L’idée du long métrage est de donner vie à travers Margot Robbie (rien à dire, joue bien comme à son habitude), à un modèle « stéréotypé » de Barbie, la blonde svelte aux yeux bleus ravageurs qui vit sa vie de rêve à Barbie Land, une société matriarcale autogérée par les Barbie où les « Ken » ( les hommes) jouent le rôle de « potiche ». Cette Barbie commence à se détraquer, comprenez par là qu’elle commence à ressentir les effets d’une pré-ménopause. Symptômes dépressif, corps qui change, vie plus si idéale que ça, Barbie décide de consulter « l’oracle » locale ( avec des références à Matrix bienvenues) qui lui somme d’aller dans le monde « réel », rencontrer sa propriétaire qui déteint littéralement sur elle.
Ni une ni deux Barbie, accompagnée à contre-coeur d’un Ken amoureux transi déchu de la belle (Ryan Gosling, hilarant) qui va l’accompagner à LA. L’arrivée dans le monde réel, s’apparentant à une sortie de la matrice, est un tournant dans le film. La dimension « politique » du film est mis en œuvre, en l’espace de 20 minutes, on atteint presque un point Godwin (« Barbie c’est fasciste »), Ken découvre le patriarcat, est séduit par le concept, et l’importe à Barbie Land pour « prendre le pouvoir sur les Barbie ».
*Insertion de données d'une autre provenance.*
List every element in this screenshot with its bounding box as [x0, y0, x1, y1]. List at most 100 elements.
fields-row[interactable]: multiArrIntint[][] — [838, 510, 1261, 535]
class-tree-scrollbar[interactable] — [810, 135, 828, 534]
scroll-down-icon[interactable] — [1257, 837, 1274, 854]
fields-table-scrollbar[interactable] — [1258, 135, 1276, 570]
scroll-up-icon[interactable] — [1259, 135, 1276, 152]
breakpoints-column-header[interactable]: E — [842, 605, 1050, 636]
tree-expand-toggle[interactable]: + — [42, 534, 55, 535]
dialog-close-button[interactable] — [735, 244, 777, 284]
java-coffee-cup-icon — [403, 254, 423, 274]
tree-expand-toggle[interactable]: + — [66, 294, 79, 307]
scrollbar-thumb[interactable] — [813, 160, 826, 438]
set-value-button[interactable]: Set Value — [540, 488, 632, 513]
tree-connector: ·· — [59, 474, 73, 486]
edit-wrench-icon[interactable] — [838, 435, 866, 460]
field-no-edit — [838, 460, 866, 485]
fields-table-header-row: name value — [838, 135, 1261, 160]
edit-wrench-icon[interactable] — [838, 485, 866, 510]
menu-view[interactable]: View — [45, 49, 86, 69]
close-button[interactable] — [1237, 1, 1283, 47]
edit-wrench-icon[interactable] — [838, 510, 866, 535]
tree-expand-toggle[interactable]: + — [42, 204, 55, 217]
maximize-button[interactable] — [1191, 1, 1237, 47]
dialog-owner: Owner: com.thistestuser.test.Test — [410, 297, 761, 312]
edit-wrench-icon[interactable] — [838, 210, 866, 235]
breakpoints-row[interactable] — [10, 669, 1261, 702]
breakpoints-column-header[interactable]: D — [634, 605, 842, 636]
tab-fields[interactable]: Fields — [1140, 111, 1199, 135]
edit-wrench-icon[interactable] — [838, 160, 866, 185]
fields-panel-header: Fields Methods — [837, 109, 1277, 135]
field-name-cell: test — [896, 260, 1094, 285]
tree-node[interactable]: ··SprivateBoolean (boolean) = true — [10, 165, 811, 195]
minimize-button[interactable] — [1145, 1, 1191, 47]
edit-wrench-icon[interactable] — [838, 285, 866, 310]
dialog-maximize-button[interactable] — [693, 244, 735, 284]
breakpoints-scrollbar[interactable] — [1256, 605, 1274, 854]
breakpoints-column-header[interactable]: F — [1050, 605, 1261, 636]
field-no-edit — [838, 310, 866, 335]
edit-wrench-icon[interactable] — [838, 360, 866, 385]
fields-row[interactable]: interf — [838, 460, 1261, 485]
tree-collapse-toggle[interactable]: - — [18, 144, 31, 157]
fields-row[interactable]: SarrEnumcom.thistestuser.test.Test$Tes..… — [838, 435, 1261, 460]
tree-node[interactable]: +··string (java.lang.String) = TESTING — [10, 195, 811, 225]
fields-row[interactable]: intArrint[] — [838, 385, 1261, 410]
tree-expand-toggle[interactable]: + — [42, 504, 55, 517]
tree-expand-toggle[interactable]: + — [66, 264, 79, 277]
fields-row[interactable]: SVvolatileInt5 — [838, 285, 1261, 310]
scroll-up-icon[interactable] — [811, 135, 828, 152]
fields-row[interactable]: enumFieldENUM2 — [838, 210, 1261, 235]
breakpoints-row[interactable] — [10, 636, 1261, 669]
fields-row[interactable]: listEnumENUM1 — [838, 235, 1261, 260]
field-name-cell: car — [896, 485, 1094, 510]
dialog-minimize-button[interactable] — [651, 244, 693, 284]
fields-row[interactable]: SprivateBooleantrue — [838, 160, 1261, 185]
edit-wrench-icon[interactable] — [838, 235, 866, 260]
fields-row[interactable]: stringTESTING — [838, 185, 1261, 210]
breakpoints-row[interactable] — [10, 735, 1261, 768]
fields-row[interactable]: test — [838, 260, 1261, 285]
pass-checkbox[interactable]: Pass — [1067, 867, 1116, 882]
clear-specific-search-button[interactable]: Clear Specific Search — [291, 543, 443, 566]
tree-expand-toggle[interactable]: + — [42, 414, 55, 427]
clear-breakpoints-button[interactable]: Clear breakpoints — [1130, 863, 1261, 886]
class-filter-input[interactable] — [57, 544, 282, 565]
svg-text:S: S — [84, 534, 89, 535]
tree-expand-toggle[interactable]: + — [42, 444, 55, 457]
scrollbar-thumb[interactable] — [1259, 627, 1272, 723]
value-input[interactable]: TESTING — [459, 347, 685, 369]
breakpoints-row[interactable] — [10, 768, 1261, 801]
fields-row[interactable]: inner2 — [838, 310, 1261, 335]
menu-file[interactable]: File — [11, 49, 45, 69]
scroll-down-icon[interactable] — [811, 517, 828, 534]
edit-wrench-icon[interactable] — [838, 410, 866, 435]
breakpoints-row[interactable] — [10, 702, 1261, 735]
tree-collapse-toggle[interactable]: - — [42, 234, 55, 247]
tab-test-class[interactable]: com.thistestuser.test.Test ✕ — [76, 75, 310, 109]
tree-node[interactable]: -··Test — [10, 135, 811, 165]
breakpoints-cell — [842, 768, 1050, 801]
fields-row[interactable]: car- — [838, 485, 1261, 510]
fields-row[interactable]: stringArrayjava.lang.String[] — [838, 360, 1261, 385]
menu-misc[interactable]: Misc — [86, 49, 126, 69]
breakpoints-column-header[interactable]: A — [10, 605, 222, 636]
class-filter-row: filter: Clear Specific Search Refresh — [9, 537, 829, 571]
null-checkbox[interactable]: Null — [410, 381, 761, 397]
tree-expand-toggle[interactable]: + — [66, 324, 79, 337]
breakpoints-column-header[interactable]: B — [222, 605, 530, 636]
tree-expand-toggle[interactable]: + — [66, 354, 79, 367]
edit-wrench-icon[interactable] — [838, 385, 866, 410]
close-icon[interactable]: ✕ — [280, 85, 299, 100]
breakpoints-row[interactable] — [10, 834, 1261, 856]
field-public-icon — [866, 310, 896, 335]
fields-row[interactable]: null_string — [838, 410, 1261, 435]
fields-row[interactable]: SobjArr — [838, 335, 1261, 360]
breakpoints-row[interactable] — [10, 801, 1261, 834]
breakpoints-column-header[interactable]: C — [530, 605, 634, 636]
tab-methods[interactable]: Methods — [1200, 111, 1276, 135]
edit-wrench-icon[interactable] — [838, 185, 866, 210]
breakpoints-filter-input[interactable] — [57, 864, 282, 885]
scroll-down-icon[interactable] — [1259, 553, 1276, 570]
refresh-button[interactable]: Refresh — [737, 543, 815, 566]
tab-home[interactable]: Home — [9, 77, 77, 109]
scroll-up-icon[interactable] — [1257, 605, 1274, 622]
Et c’est tellement dommage, car le film s’évertue tellement à décrire une société patriarcale absolue qu’il en oublie toute nuance, en présentant des hommes omniprésents à la société Mattel, qui vont poursuivre Barbie pour la « ramener dans la matrice » (Will Ferrel, ridicule au souhait), ou des hommes effacés (comme Alan ou le compagnon de Gloria). Même si le film semble effleurer que le concept de patriarcat puisse « opprimer » des hommes, le film réduit la question féministe à une vision bien cantonnée (et manichéenne) à la côte ouest branchée des USA
S’ensuit alors le retour de America Ferrara, que j’avais pas vu depuis Ugly Betty, dans le rôle de Gloria, la propriétaire de « Barbie » dans le monde réel, qui va accompagner Barbie dans Barbie Land. Et nous arrivons alors au coeur du problème du film, qui va étirer pendant 40 bonnes minutes la reprise du pouvoir des Barbie aux « méchants » très « méchants » Ken masculinistes, qui regardent le parrain, boivent des bières, « soumettent » les Barbie désormais lobotomisées en tenue légère.
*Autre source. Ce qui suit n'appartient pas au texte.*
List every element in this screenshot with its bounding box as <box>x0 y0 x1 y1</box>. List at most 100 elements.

J’ai trouvé cette partie très discutable dans son fond, avec des assertions, des raccourcis limites. A aucun moment le film n’esquisse l’idée d’une société où Ken et Barbie pourraient vivre ensemble. Le film les oppose constamment, et se termine sur ce qu’on nous présente comme étant « le bien », à savoir le retour à la société matriarcale à Barbie Land, avec un tout petit peu, mais juste un tout petit peu, plus de droits pour les Ken.
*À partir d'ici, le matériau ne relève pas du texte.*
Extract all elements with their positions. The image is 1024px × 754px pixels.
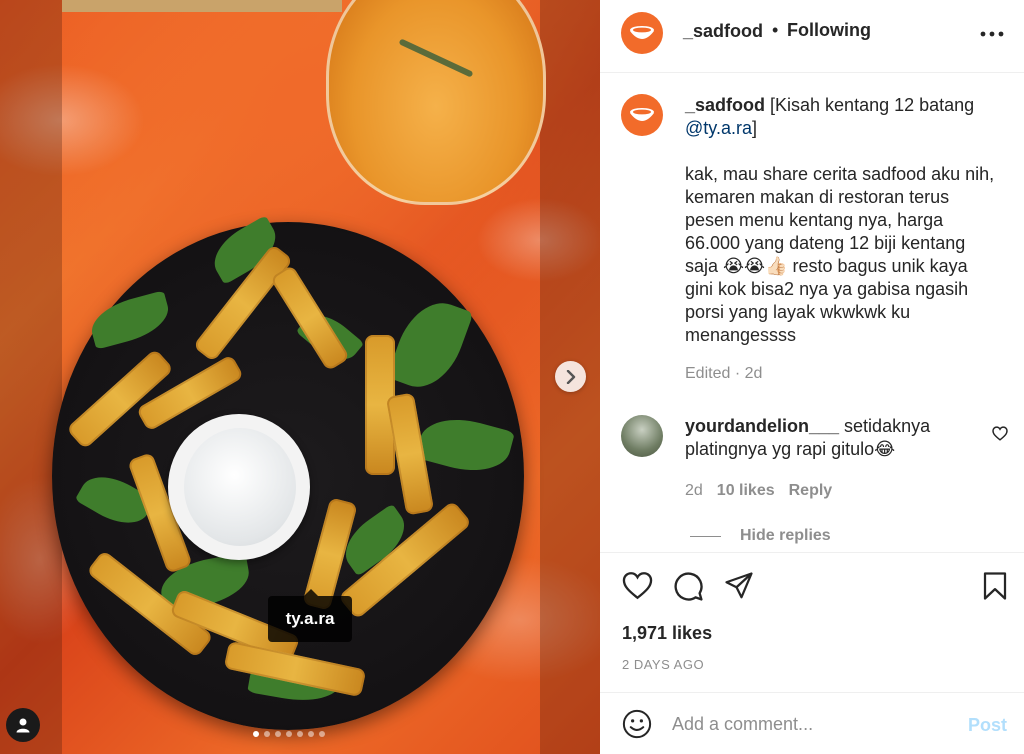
tray-edge [62, 0, 342, 12]
carousel-dot [319, 731, 325, 737]
comments-section[interactable]: _sadfood [Kisah kentang 12 batang @ty.a.… [600, 74, 1024, 552]
comment-age: 2d [685, 482, 703, 499]
caption-username[interactable]: _sadfood [685, 95, 765, 115]
caption-title: _sadfood [Kisah kentang 12 batang @ty.a.… [685, 94, 995, 140]
more-options-button[interactable] [980, 24, 1004, 42]
comment-text: yourdandelion___ setidaknya platingnya y… [685, 415, 975, 461]
user-icon [16, 718, 30, 733]
add-comment-bar: Post [600, 692, 1024, 754]
chevron-right-icon [566, 369, 575, 384]
caption-title-prefix: [Kisah kentang 12 batang [765, 95, 975, 115]
more-horizontal-icon [980, 31, 1004, 37]
drink-glass [326, 0, 546, 205]
share-button[interactable] [724, 571, 754, 606]
carousel-dot [297, 731, 303, 737]
heart-icon [622, 572, 653, 600]
avatar[interactable] [621, 12, 663, 54]
caption-avatar[interactable] [621, 94, 663, 136]
bookmark-icon [983, 572, 1007, 600]
likes-count[interactable]: 1,971 likes [622, 623, 712, 644]
paper-plane-icon [725, 572, 753, 599]
reply-button[interactable]: Reply [789, 482, 833, 500]
comment-like-button[interactable] [992, 426, 1008, 446]
photo-edge-left [0, 0, 62, 754]
bowl-logo-icon [630, 26, 654, 39]
post-comment-button[interactable]: Post [968, 715, 1007, 736]
heart-icon [992, 426, 1008, 441]
post-details-panel: _sadfood • Following _sadfood [Kisah ken… [600, 0, 1024, 754]
comment-likes[interactable]: 10 likes [717, 482, 775, 500]
comment-input[interactable] [672, 710, 952, 738]
post-actions: 1,971 likes 2 DAYS AGO [600, 552, 1024, 692]
emoji-button[interactable] [622, 709, 652, 744]
save-button[interactable] [982, 571, 1008, 606]
carousel-dot [264, 731, 270, 737]
comment-avatar[interactable] [621, 415, 663, 457]
following-button[interactable]: Following [787, 20, 871, 41]
caption-title-suffix: ] [751, 118, 757, 138]
smiley-icon [622, 709, 652, 739]
carousel-dot [286, 731, 292, 737]
caption-mention[interactable]: @ty.a.ra [685, 118, 752, 138]
like-button[interactable] [622, 571, 653, 605]
dip-sauce [184, 428, 296, 546]
hide-replies-label: Hide replies [740, 527, 831, 544]
post-date: 2 DAYS AGO [622, 657, 705, 672]
post-header: _sadfood • Following [600, 0, 1024, 73]
caption-body: kak, mau share cerita sadfood aku nih, k… [685, 164, 995, 345]
comment-username[interactable]: yourdandelion___ [685, 416, 839, 436]
carousel-next-button[interactable] [555, 361, 586, 392]
comment-button[interactable] [673, 571, 704, 607]
user-tags-button[interactable] [6, 708, 40, 742]
carousel-dot [253, 731, 259, 737]
comment-icon [674, 572, 703, 601]
carousel-indicator [253, 731, 325, 737]
bowl-logo-icon [630, 108, 654, 121]
replies-divider [690, 535, 721, 537]
post-photo[interactable]: ty.a.ra [0, 0, 600, 754]
carousel-dot [308, 731, 314, 737]
header-username[interactable]: _sadfood [683, 21, 763, 42]
caption-meta: Edited · 2d [685, 365, 763, 382]
comment-meta: 2d 10 likes Reply [685, 482, 832, 500]
hide-replies-button[interactable]: Hide replies [690, 527, 831, 545]
header-separator: • [772, 20, 779, 40]
photo-user-tag[interactable]: ty.a.ra [268, 589, 352, 642]
carousel-dot [275, 731, 281, 737]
Le film se termine avec Barbie qui rejette définitivement Ken, pour devenir une vraie femme, et comme elle devient une vraie femme à Los Angeles, elle a donc désormais un vagin, et donc la première chose qu’elle fait c’est d’aller au gynécologue. Ça fera 14 euros, merci au revoir. En résumé, film qui a une forme très sympa, avec une bonne OST, et un fond que je trouve très discutable voir limite, malgré 2-3 bonnes idées par moment. C’est pas un navet, mais c’est pas un film que je montrerai à des enfants, c’est certain. Le film n'est décidément pas fait pour eux.